Du merkst, liebes Berlin, das regt mich richtig auf. Weil das Geld ist da und es wird tatsächlich durch unsere Clubs selbst erwirtschaftet. Zehntausendende Touristen strömen jedes Wochenende in die Stadt und füllen damit die Steuerkassen. Die City Tax war eine großartige Erfindung: Touris zahlen für jede Übernachtung ein paar Euro extra für unsere Kultur. 29 Millionen sind so 2014 reingekommen, die „neue Initiativen anstoßen und den Kulturstandort sichern, nicht etwa Haushaltslöcher stopfen” sollten.

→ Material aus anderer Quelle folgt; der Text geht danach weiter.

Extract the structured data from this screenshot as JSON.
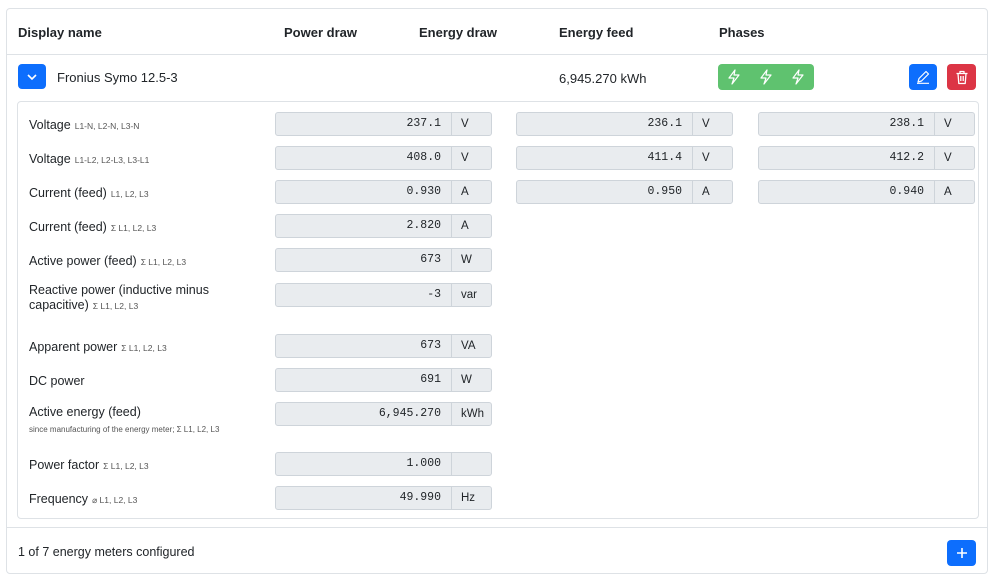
{
  "table": {
    "headers": {
      "display_name": "Display name",
      "power_draw": "Power draw",
      "energy_draw": "Energy draw",
      "energy_feed": "Energy feed",
      "phases": "Phases"
    }
  },
  "meter": {
    "name": "Fronius Symo 12.5-3",
    "energy_feed": "6,945.270 kWh",
    "phase_icons": [
      "lightning-icon",
      "lightning-icon",
      "lightning-icon"
    ],
    "expand_icon": "chevron-down-icon",
    "edit_icon": "pencil-icon",
    "delete_icon": "trash-icon"
  },
  "details": [
    {
      "label": "Voltage",
      "sub": "L1-N, L2-N, L3-N",
      "values": [
        {
          "v": "237.1",
          "u": "V"
        },
        {
          "v": "236.1",
          "u": "V"
        },
        {
          "v": "238.1",
          "u": "V"
        }
      ]
    },
    {
      "label": "Voltage",
      "sub": "L1-L2, L2-L3, L3-L1",
      "values": [
        {
          "v": "408.0",
          "u": "V"
        },
        {
          "v": "411.4",
          "u": "V"
        },
        {
          "v": "412.2",
          "u": "V"
        }
      ]
    },
    {
      "label": "Current (feed)",
      "sub": "L1, L2, L3",
      "values": [
        {
          "v": "0.930",
          "u": "A"
        },
        {
          "v": "0.950",
          "u": "A"
        },
        {
          "v": "0.940",
          "u": "A"
        }
      ]
    },
    {
      "label": "Current (feed)",
      "sub": "Σ L1, L2, L3",
      "values": [
        {
          "v": "2.820",
          "u": "A"
        }
      ]
    },
    {
      "label": "Active power (feed)",
      "sub": "Σ L1, L2, L3",
      "values": [
        {
          "v": "673",
          "u": "W"
        }
      ]
    },
    {
      "label": "Reactive power (inductive minus capacitive)",
      "sub": "Σ L1, L2, L3",
      "values": [
        {
          "v": "-3",
          "u": "var"
        }
      ]
    },
    {
      "label": "Apparent power",
      "sub": "Σ L1, L2, L3",
      "values": [
        {
          "v": "673",
          "u": "VA"
        }
      ]
    },
    {
      "label": "DC power",
      "sub": "",
      "values": [
        {
          "v": "691",
          "u": "W"
        }
      ]
    },
    {
      "label": "Active energy (feed)",
      "sub": "",
      "note": "since manufacturing of the energy meter; Σ L1, L2, L3",
      "values": [
        {
          "v": "6,945.270",
          "u": "kWh"
        }
      ]
    },
    {
      "label": "Power factor",
      "sub": "Σ L1, L2, L3",
      "values": [
        {
          "v": "1.000",
          "u": ""
        }
      ]
    },
    {
      "label": "Frequency",
      "sub": "⌀ L1, L2, L3",
      "values": [
        {
          "v": "49.990",
          "u": "Hz"
        }
      ]
    }
  ],
  "footer": {
    "count_text": "1 of 7 energy meters configured",
    "add_icon": "plus-icon"
  },
  "colors": {
    "primary": "#0d6efd",
    "success": "#5fc26f",
    "danger": "#dc3545"
  }
}
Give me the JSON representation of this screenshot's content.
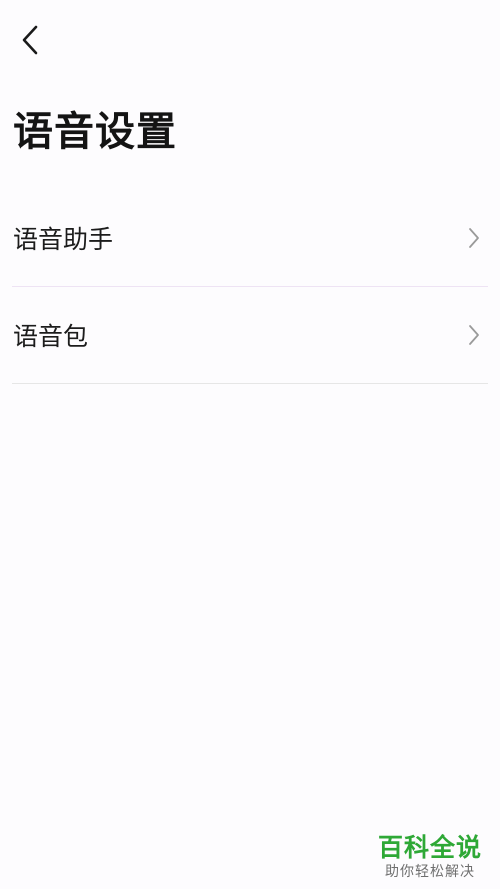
{
  "header": {
    "back_icon": "chevron-left-icon",
    "title": "语音设置"
  },
  "settings": {
    "items": [
      {
        "label": "语音助手",
        "icon": "chevron-right-icon"
      },
      {
        "label": "语音包",
        "icon": "chevron-right-icon"
      }
    ]
  },
  "watermark": {
    "brand": "百科全说",
    "slogan": "助你轻松解决",
    "brand_color": "#2ea836"
  },
  "colors": {
    "background": "#fdfcfe",
    "text": "#1a1a1a",
    "divider": "#e6e6e6",
    "chevron": "#9a9a9a"
  }
}
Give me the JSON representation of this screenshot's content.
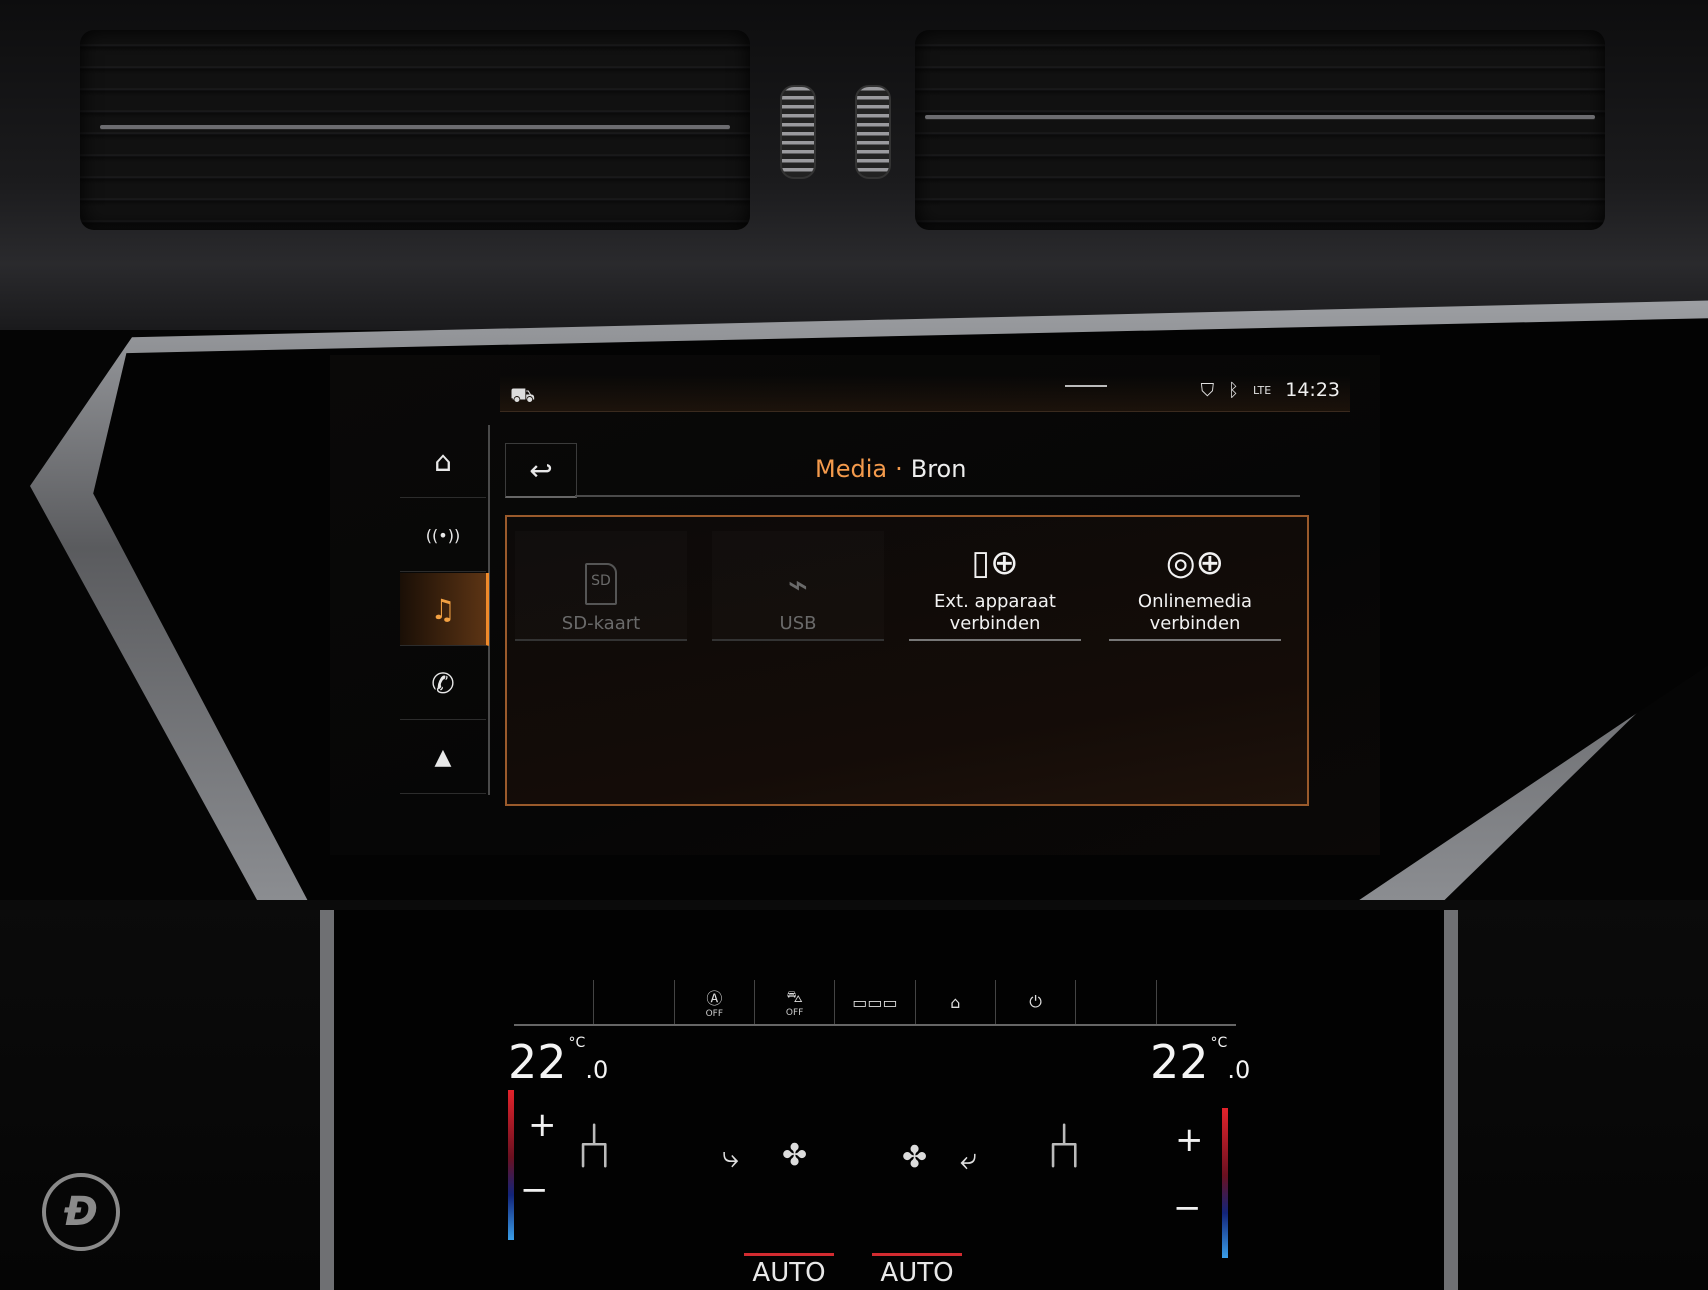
{
  "status_bar": {
    "time": "14:23",
    "icons": [
      "car-icon",
      "location-shield-icon",
      "bluetooth-icon",
      "lte-signal-icon"
    ]
  },
  "sidebar": {
    "items": [
      {
        "name": "home",
        "icon": "home-icon",
        "glyph": "⌂",
        "active": false
      },
      {
        "name": "radio",
        "icon": "radio-icon",
        "glyph": "((•))",
        "active": false
      },
      {
        "name": "media",
        "icon": "music-note-icon",
        "glyph": "♫",
        "active": true
      },
      {
        "name": "phone",
        "icon": "phone-icon",
        "glyph": "✆",
        "active": false
      },
      {
        "name": "navigation",
        "icon": "navigation-arrow-icon",
        "glyph": "▲",
        "active": false
      }
    ]
  },
  "header": {
    "back_glyph": "↩",
    "crumb_media": "Media",
    "crumb_separator": "·",
    "crumb_bron": "Bron"
  },
  "tiles": [
    {
      "label_line1": "SD-kaart",
      "label_line2": "",
      "icon": "sd-card-icon",
      "glyph": "SD",
      "enabled": false
    },
    {
      "label_line1": "USB",
      "label_line2": "",
      "icon": "usb-icon",
      "glyph": "⌁",
      "enabled": false
    },
    {
      "label_line1": "Ext. apparaat",
      "label_line2": "verbinden",
      "icon": "phone-add-icon",
      "glyph": "▯⊕",
      "enabled": true
    },
    {
      "label_line1": "Onlinemedia",
      "label_line2": "verbinden",
      "icon": "online-media-add-icon",
      "glyph": "◎⊕",
      "enabled": true
    }
  ],
  "climate": {
    "temp_left": "22",
    "temp_left_decimal": ".0",
    "temp_right": "22",
    "temp_right_decimal": ".0",
    "unit": "°C",
    "plus": "+",
    "minus": "−",
    "auto_left": "AUTO",
    "auto_right": "AUTO",
    "off_label": "OFF",
    "buttons": [
      "auto-off-icon",
      "recirculation-off-icon",
      "rear-defrost-icon",
      "rear-climate-icon",
      "power-icon"
    ]
  },
  "colors": {
    "accent": "#F49A4C",
    "panel_border": "#9A5A2B",
    "temp_hot": "#E3232B",
    "temp_cold": "#3A9EE8"
  }
}
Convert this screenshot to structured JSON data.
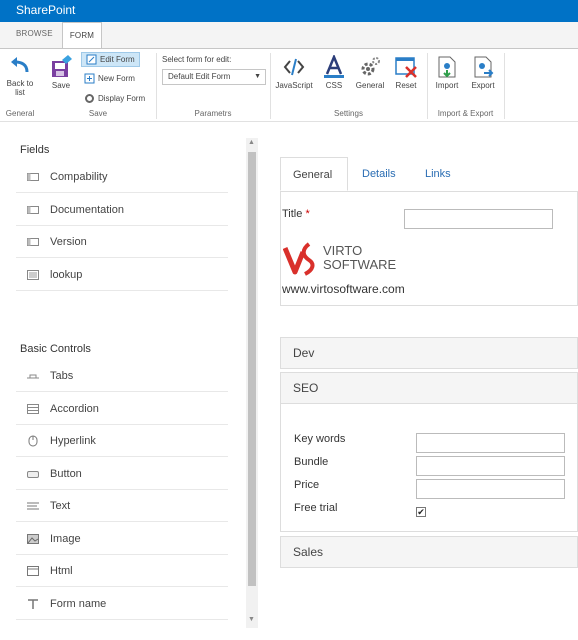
{
  "suitebar": {
    "brand": "SharePoint"
  },
  "ribbon_tabs": {
    "browse": "BROWSE",
    "form": "FORM"
  },
  "ribbon": {
    "back": "Back to list",
    "save": "Save",
    "edit_form": "Edit Form",
    "new_form": "New Form",
    "display_form": "Display Form",
    "select_label": "Select form for edit:",
    "select_value": "Default Edit Form",
    "javascript": "JavaScript",
    "css": "CSS",
    "general": "General",
    "reset": "Reset",
    "import": "Import",
    "export": "Export",
    "groups": {
      "general": "General",
      "save": "Save",
      "params": "Parametrs",
      "settings": "Settings",
      "import_export": "Import & Export"
    }
  },
  "fields": {
    "heading": "Fields",
    "items": [
      {
        "label": "Compability",
        "icon": "field-icon"
      },
      {
        "label": "Documentation",
        "icon": "field-icon"
      },
      {
        "label": "Version",
        "icon": "field-icon"
      },
      {
        "label": "lookup",
        "icon": "lookup-icon"
      }
    ]
  },
  "basic_controls": {
    "heading": "Basic Controls",
    "items": [
      {
        "label": "Tabs",
        "icon": "tabs-icon"
      },
      {
        "label": "Accordion",
        "icon": "accordion-icon"
      },
      {
        "label": "Hyperlink",
        "icon": "hyperlink-icon"
      },
      {
        "label": "Button",
        "icon": "button-icon"
      },
      {
        "label": "Text",
        "icon": "text-icon"
      },
      {
        "label": "Image",
        "icon": "image-icon"
      },
      {
        "label": "Html",
        "icon": "html-icon"
      },
      {
        "label": "Form name",
        "icon": "form-name-icon"
      }
    ]
  },
  "main": {
    "tabs": [
      "General",
      "Details",
      "Links"
    ],
    "title_label": "Title",
    "required_mark": "*",
    "logo_line1": "VIRTO",
    "logo_line2": "SOFTWARE",
    "url": "www.virtosoftware.com",
    "sections": {
      "dev": "Dev",
      "seo": "SEO",
      "sales": "Sales"
    },
    "seo_fields": {
      "keywords": "Key words",
      "bundle": "Bundle",
      "price": "Price",
      "free_trial": "Free trial"
    },
    "free_trial_checked": true
  },
  "colors": {
    "suitebar": "#0072c6",
    "link": "#2a6db3",
    "required": "#cc0000"
  }
}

War natürlich gelogen. Also natürlich bekommt auch die Kultur was davon, sie muss es sich aber mit Sport und Tourismus teilen, und von den 29 Millionen sickert ein lächerlicher „Sockelbetrag” von 25 Millionen in unsere schwarzen Haushaltslöcher. Je mehr ich über Versäumnisse bei Genehmigungen, Bebauungsplänen, verkauftem Gelände und dem ganzen Mist lese, desto frustrierter werde ich. Das wollt ihr alles gar nicht lesen. Deshalb hier nur noch die kurze Bitte an Senat, Kultursenator aka Bürgermeister, Kulturstaatssekretär und alle, die so stolz auf „ihre” Clubkultur sind:
Was, Berlin, kann für den Kultur- und Wirtschaftsstandort dieser Stadt wichtiger sein, als Veranstaltungsorte für die freie Kunstszene vor ihrer Schließung zu bewahren, die auf eigenes Risiko jahrelang ihre sorgsam ausgewählten Künstler mit einer Menge Herzblut aufgenommen haben? Ihr wisst, wo die Probleme liegen und ihr wisst, was ihr dagegen tun könnt. Jede weitere „überraschende” Schließung eines funktionierenden Clubs geht auch auf eure Kappe. Fangt endlich an, eure Clubs ernst zu nehmen, danke.